Para pengawal itu pun akhirnya menuruti kemauan Anaesha, dan memilih untuk tidur. Sementara Anaesha bersama tiga prajuritnya tengah berjaga mengawasi sekitar takut jika terjadi hal-hal yang tidak di inginkan. Malam semakin larut, kini para prajurit Anaesha sudah bergantian berjaga, sementara Anaesha ia tetap tidak bisa memejamkan matanya, padahal hari hampir menjelang pagi. Ingatannya nyalang, entah kenapa, tiba-tiba saja ia teringat akan mendiang sang Ibu. Perempuan paling ia sayangi di dunia ini, kematian sang ibu yang mendadak, membuat semua orang merasa kehilangan sosok Ratu yang sangat bijaksana dan juga baik. Tidak ada yang tahu penyebab kematian sang Ratu, bahkan sang Raja juga tak tahu persis apa yang menyebabkan sang istri meninggal. Hanya Anaesha yang tahu kenapa ibunya meninggal, ia melihat sendiri nyawa sang Ibu di ambil paksa oleh orang yang ia kenal bahkan sangat ia sayangi setelah ibunya. Saat ia ingin bicara yang sebenarnya, saat itu sang Ayah menangis di depan jasad sang Ibunya dan Anesta tengah mengalami kecelakaan terjatuh dari kuda. Akhirnya Anaesha pun mengurungkan niatnya untuk memberitahu sebab kematian sang Ibu. Hingga suatu hari orang yang telah menghabisi nyawa ibunya, terkena sakit parah, dan hal itu membuatnya semakin menutupi kematian sang Ibu.
Mengingat hal itu, Anaesha semakin sedih, hal itulah yang membuatnya bertekat ingin melatih dirinya menjadi seorang pejuang di medan perang, agar ia tidak mudah di bohongi atau di bunuh. Anaesha merasa jika pembunuh sang Ibu juga menginginkan kematiannya. Helaan napas terdengar dari mulutnya, semakin Anaesha memejamkan mata, bayangan sang ibu saat meregang nyawa semakin terlintas di pikiran Anaesha.
"Ana? Apa kau tidak tidur?" tanya salah satu pelayan wanita nya.
"Aku tidak bisa tidur," jawab Anaesha.
"Waktu hampir pagi, cobalah untuk istirahat meskipun hanya memejamkan mata sebentar."

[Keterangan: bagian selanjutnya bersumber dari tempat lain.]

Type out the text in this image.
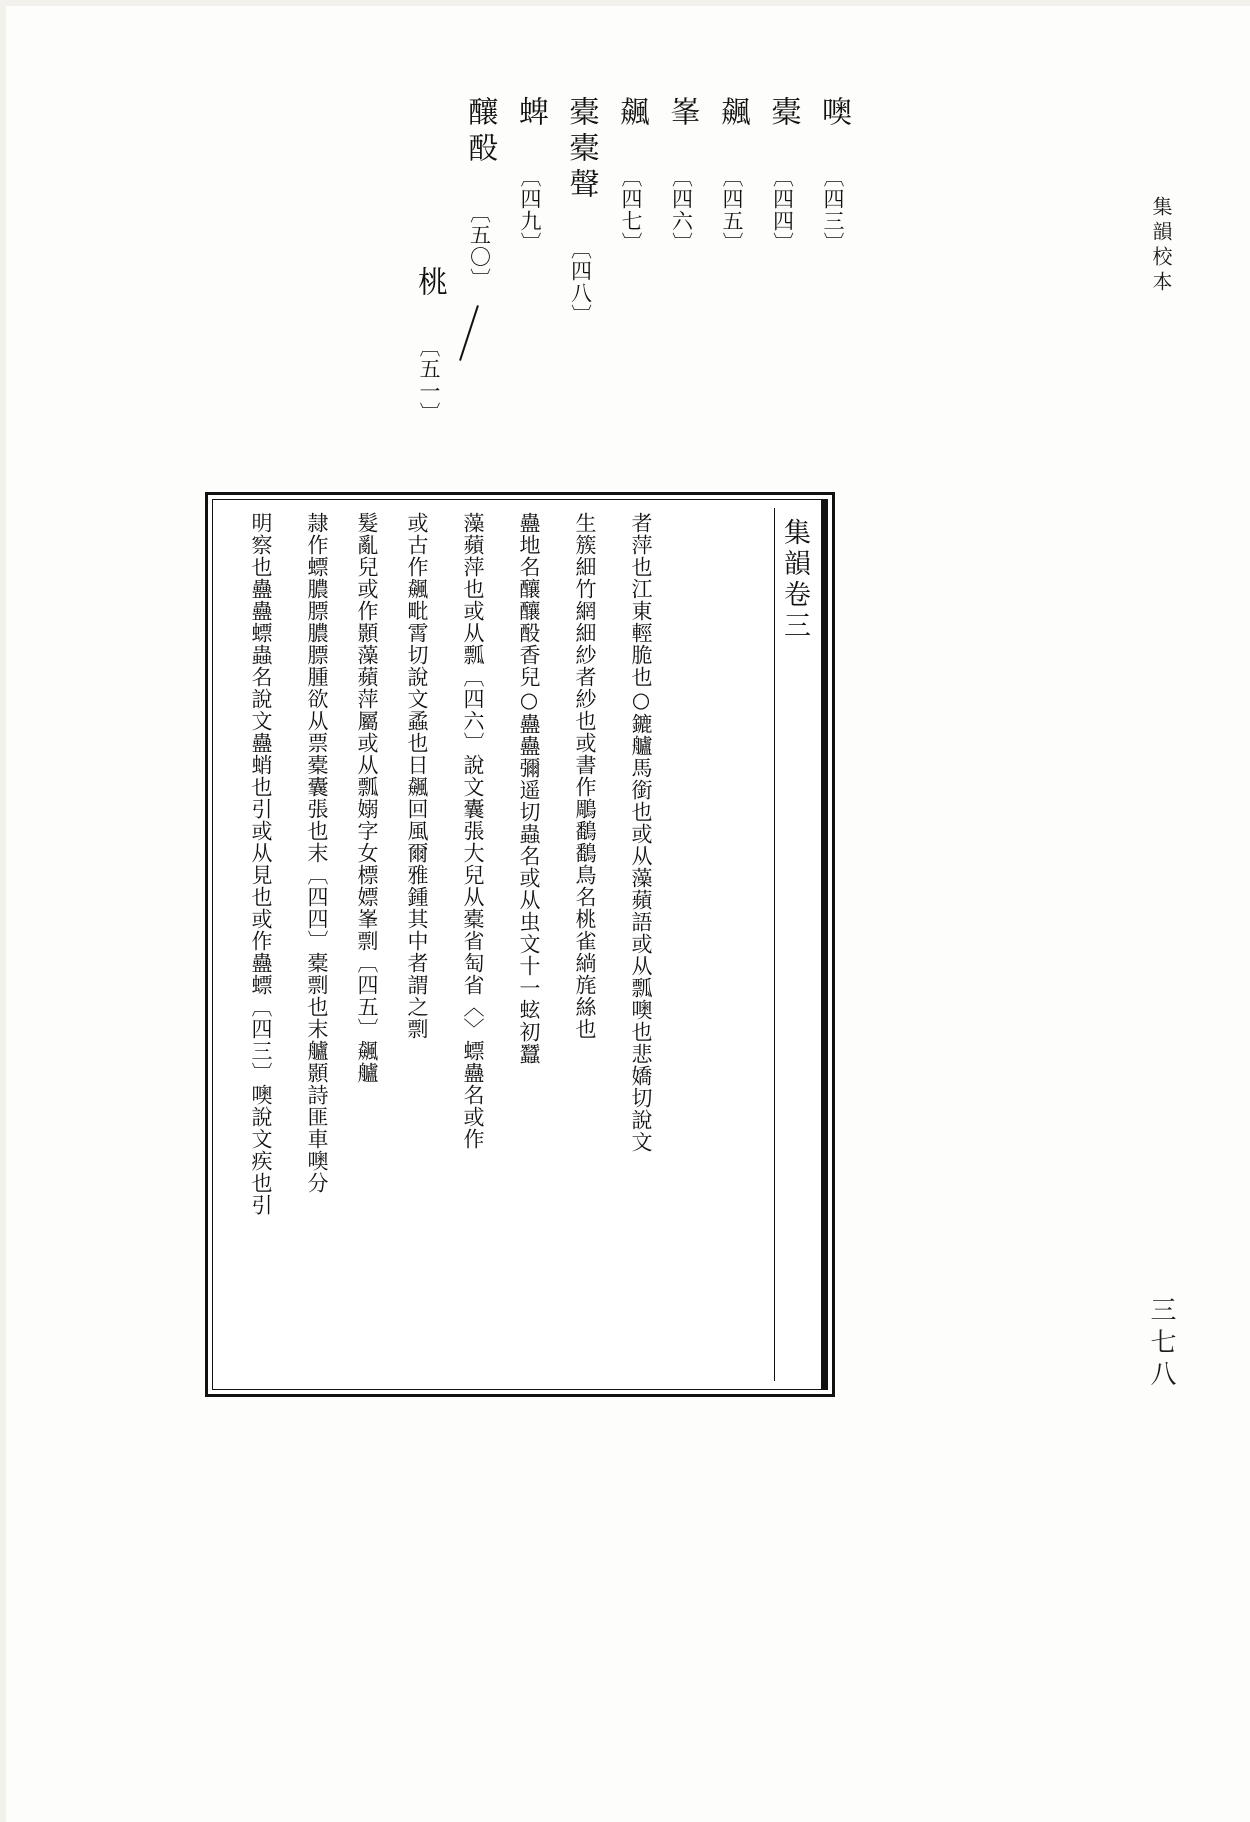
集韻校本
三七八
〔四三〕 噢
〔四四〕 橐
〔四五〕 飆
〔四六〕 峯
〔四七〕 飆
〔四八〕 橐橐聲
〔四九〕 蜱
〔五〇〕 釀酘
〔五一〕 桃
集韻卷三
明察也蠱蠱螵蟲名說文蠱蛸也引或从見也或作蠱螵〔四三〕噢說文疾也引	隷作螵膿膘膿膘腫欲从票橐囊張也末〔四四〕橐剽也末艫顥詩匪車噢分	髮亂兒或作顥藻蘋萍屬或从瓢嫋字女標嫖峯剽〔四五〕飆艫	或古作飆毗霄切說文蟊也日飆回風爾雅鍾其中者謂之剽	藻蘋萍也或从瓢〔四六〕說文囊張大兒从橐省匋省〈〉螵蠱名或作	蠱地名釀釀酘香兒○蠱蠱彌遥切蟲名或从虫文十一蚿初蠶	生簇細竹網細紗者紗也或書作鵰鷭鷭鳥名桃雀緔旄絲也	者萍也江東輕脆也○鏕艫馬銜也或从藻蘋語或从瓢噢也悲嬌切說文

"Aku tidak bisa. Sebaiknya kau bangunkan semua orang, kita akan melanjutkan perjalanan sebelum matahari terbit," ucap Anaesha.
Pelayan itu pun membungkukkan badannya dan meninggalkan Anaesha untuk membangunkan para pengawal yang masih tertidur. Setelah semua pengawal Anaesha bangun, mereka segera melanjutkan perjalanan.
"Apakah masih lama, perjalanan ini?" tanya Anaesha.
"Nanti sore kita akan sampai di sana," ucap salah satu pengawalnya.
"Baiklah kalau begitu, kita percepat jalannya. Aku ingin tidur setelah sampai di sana," ucap Anaesha.
Sementara di tempat Theodore, kini semua orang sudah menyambut kedatangan rombongan orang-orang dari istana. Theodore di minta untuk menjemput para rombongan itu di dekat hutan, ia di minta ke sana bersama Mathew.
"Theo, kira-kira mereka ke sini mau apa ya?" tanya Mathew.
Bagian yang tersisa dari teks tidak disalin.